To test the approach, crowdlending platform Kiva and the government of Sierra Leone on Wednesday launched Sierra Leone’s National Digital Identity Platform, which allows individuals to link their national identity numbers to digital transactions, including healthcare, social and financial services. The platform will enable all 5.3 million adults in the country to build a digital financial footprint by recording financial transactions that otherwise happen informally and offline.

“You have rich financial lives way down in the economic pyramid. It’s just not being recorded anywhere,” Kiva CEO Nevill Crawley told ImpactAlpha (see, “Q&A: CEO Neville Crawley wants Kiva to change systems as well as lives). “We’re not trying to make an alternative system, we’re trying to improve The System.”

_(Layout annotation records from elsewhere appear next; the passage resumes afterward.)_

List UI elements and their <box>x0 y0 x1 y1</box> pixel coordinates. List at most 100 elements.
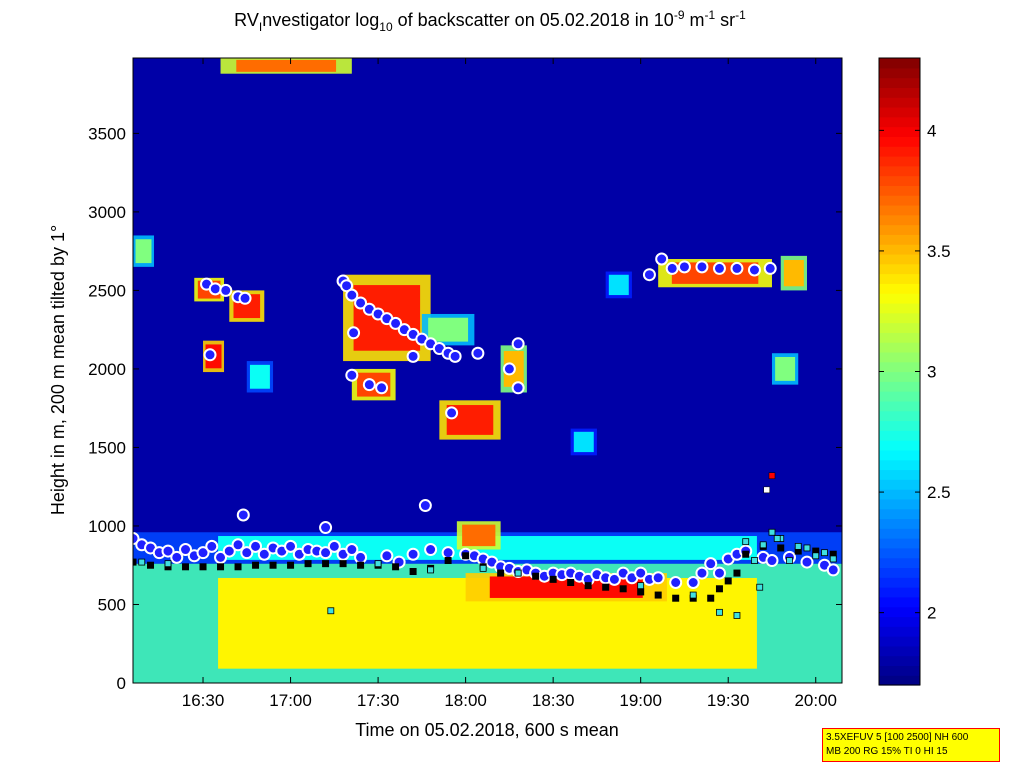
cloud-base-marker <box>238 291 252 305</box>
mixing-layer-marker <box>322 560 330 568</box>
aerosol-layer-marker <box>164 560 172 568</box>
heatmap-region-cloud-i <box>439 400 501 440</box>
colorbar-segment <box>879 283 920 294</box>
colorbar-tick-label: 4 <box>927 121 936 140</box>
series-4 <box>763 472 776 494</box>
aerosol-layer-marker <box>759 541 767 549</box>
mixing-layer-marker <box>269 561 277 569</box>
mixing-layer-marker <box>182 563 190 571</box>
colorbar-segment <box>879 302 920 314</box>
colorbar-segment <box>879 126 920 137</box>
colorbar-segment <box>879 665 920 676</box>
colorbar-segment <box>879 547 920 559</box>
heatmap-region-aerosol-h <box>421 313 475 346</box>
cloud-base-marker <box>634 566 648 580</box>
colorbar-segment <box>879 430 920 441</box>
aerosol-layer-marker <box>756 583 764 591</box>
mixing-layer-marker <box>637 588 645 596</box>
heatmap-region-aerosol-e <box>133 235 155 267</box>
cloud-base-marker <box>695 566 709 580</box>
colorbar-segment <box>879 391 920 402</box>
x-tick-label: 18:00 <box>444 691 487 710</box>
colorbar-segment <box>879 204 920 216</box>
x-tick-label: 16:30 <box>182 691 225 710</box>
colorbar-segment <box>879 577 920 588</box>
mixing-layer-marker <box>724 577 732 585</box>
colorbar-segment <box>879 322 920 333</box>
cloud-base-marker <box>389 316 403 330</box>
colorbar-segment <box>879 195 920 206</box>
info-line-2: MB 200 RG 15% TI 0 HI 15 <box>826 746 948 757</box>
colorbar-segment <box>879 67 920 79</box>
cloud-base-marker <box>347 326 361 340</box>
cloud-base-marker <box>345 288 359 302</box>
cloud-base-marker <box>642 268 656 282</box>
colorbar-segment <box>879 87 920 98</box>
cloud-base-marker <box>669 575 683 589</box>
mixing-layer-marker <box>287 561 295 569</box>
axes: 16:30 17:00 17:30 18:00 18:30 19:00 19:30 20:00… <box>88 57 843 710</box>
mixing-layer-marker <box>584 582 592 590</box>
cloud-base-marker <box>375 381 389 395</box>
colorbar-segment <box>879 106 920 118</box>
colorbar-segment <box>879 440 920 451</box>
aerosol-layer-marker <box>716 608 723 616</box>
mixing-layer-marker <box>532 572 540 580</box>
cloud-base-marker <box>231 538 245 552</box>
chart-title: RVInvestigator log10 of backscatter on 0… <box>234 8 746 34</box>
cloud-base-marker <box>704 557 718 571</box>
y-tick-label: 2500 <box>88 281 126 300</box>
colorbar-segment <box>879 332 920 343</box>
colorbar-segment <box>879 342 920 353</box>
region-core <box>462 524 496 547</box>
colorbar-segment <box>879 263 920 275</box>
x-tick-label: 19:00 <box>619 691 662 710</box>
colorbar-segment <box>879 381 920 392</box>
cloud-base-marker <box>441 546 455 560</box>
region-core <box>783 260 804 287</box>
aerosol-layer-marker <box>742 538 750 546</box>
region-core <box>573 431 594 453</box>
heatmap-region-top-cloud <box>220 58 352 74</box>
cloud-base-marker <box>763 261 777 275</box>
mixing-layer-marker <box>654 591 662 599</box>
colorbar-segment <box>879 400 920 412</box>
aerosol-layer-marker <box>327 607 335 615</box>
colorbar-segment <box>879 58 920 69</box>
aerosol-layer-marker <box>829 555 837 563</box>
cloud-base-marker <box>607 572 621 586</box>
series-0 <box>200 252 777 535</box>
cloud-base-marker <box>161 544 175 558</box>
series-1 <box>133 532 840 589</box>
mixing-layer-marker <box>199 563 207 571</box>
y-tick-label: 0 <box>117 674 126 693</box>
cloud-base-marker <box>354 296 368 310</box>
mixing-layer-marker <box>462 552 470 560</box>
region-core <box>608 274 629 296</box>
aerosol-layer-marker <box>138 558 146 566</box>
mixing-layer-marker <box>217 563 225 571</box>
heatmap-region-aerosol-l <box>605 271 632 299</box>
region-core <box>249 364 270 389</box>
marker-layer <box>133 252 840 619</box>
colorbar-segment <box>879 655 920 667</box>
region-core <box>428 317 469 342</box>
heatmap-region-aerosol-d <box>246 361 274 393</box>
colorbar-segment <box>879 518 920 529</box>
cloud-base-marker <box>257 547 271 561</box>
cloud-base-marker <box>747 263 761 277</box>
colorbar-segment <box>879 636 920 647</box>
y-tick-label: 1500 <box>88 438 126 457</box>
x-axis-label: Time on 05.02.2018, 600 s mean <box>355 720 619 740</box>
colorbar-segment <box>879 498 920 510</box>
mixing-layer-marker <box>304 560 312 568</box>
cloud-base-marker <box>511 381 525 395</box>
colorbar-segment <box>879 469 920 480</box>
region-core <box>135 239 152 264</box>
colorbar-tick-label: 3 <box>927 363 936 382</box>
mixing-layer-marker <box>392 563 400 571</box>
cloud-base-marker <box>826 563 840 577</box>
colorbar-segment <box>879 224 920 235</box>
cloud-base-marker <box>471 346 485 360</box>
cloud-base-marker <box>179 543 193 557</box>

  • Financial footprints. The platform is built on Kiva Protocol, Kiva’s new decentralized, blockchain-based financial data recording initiative intended to expand the nonprofit’s role in boosting financial inclusion. That data will eventually feed into a formal credit system, making it easier for financial institutions to underwrite products and extend services. By the end of the year, Kiva says all financial institutions in Sierra Leone will be linked, enabling them to electronically verify customers. 
  • Consumer control. Transactions can be recorded and safely stored online and offline, ensuring the platform reaches individuals in remote areas. Kiva’s Matthew Davie says the platform gives consumers complete control over their data. And because it’s built on blockchain, it’s effectively hack proof. “The data is not warehoused on some server, so if I wanted to hack one million people, I have to do a million hacks,” Davie told ImpactAlpha. “If you’re building [financial infrastructure] today, you should build it in a resilient way.”
  • Impact philanthropy. Rippleworks, which provides capacity support to social enterprises, committed $5 million to help build the Kiva Protocol platform. “It’s not worthwhile for most organizations to do this. It’s not profitable and it’s too hard,” Davie says. Kiva’s trying to help end financial exclusion, he says ”We can use grants to put these solutions in place to do that.”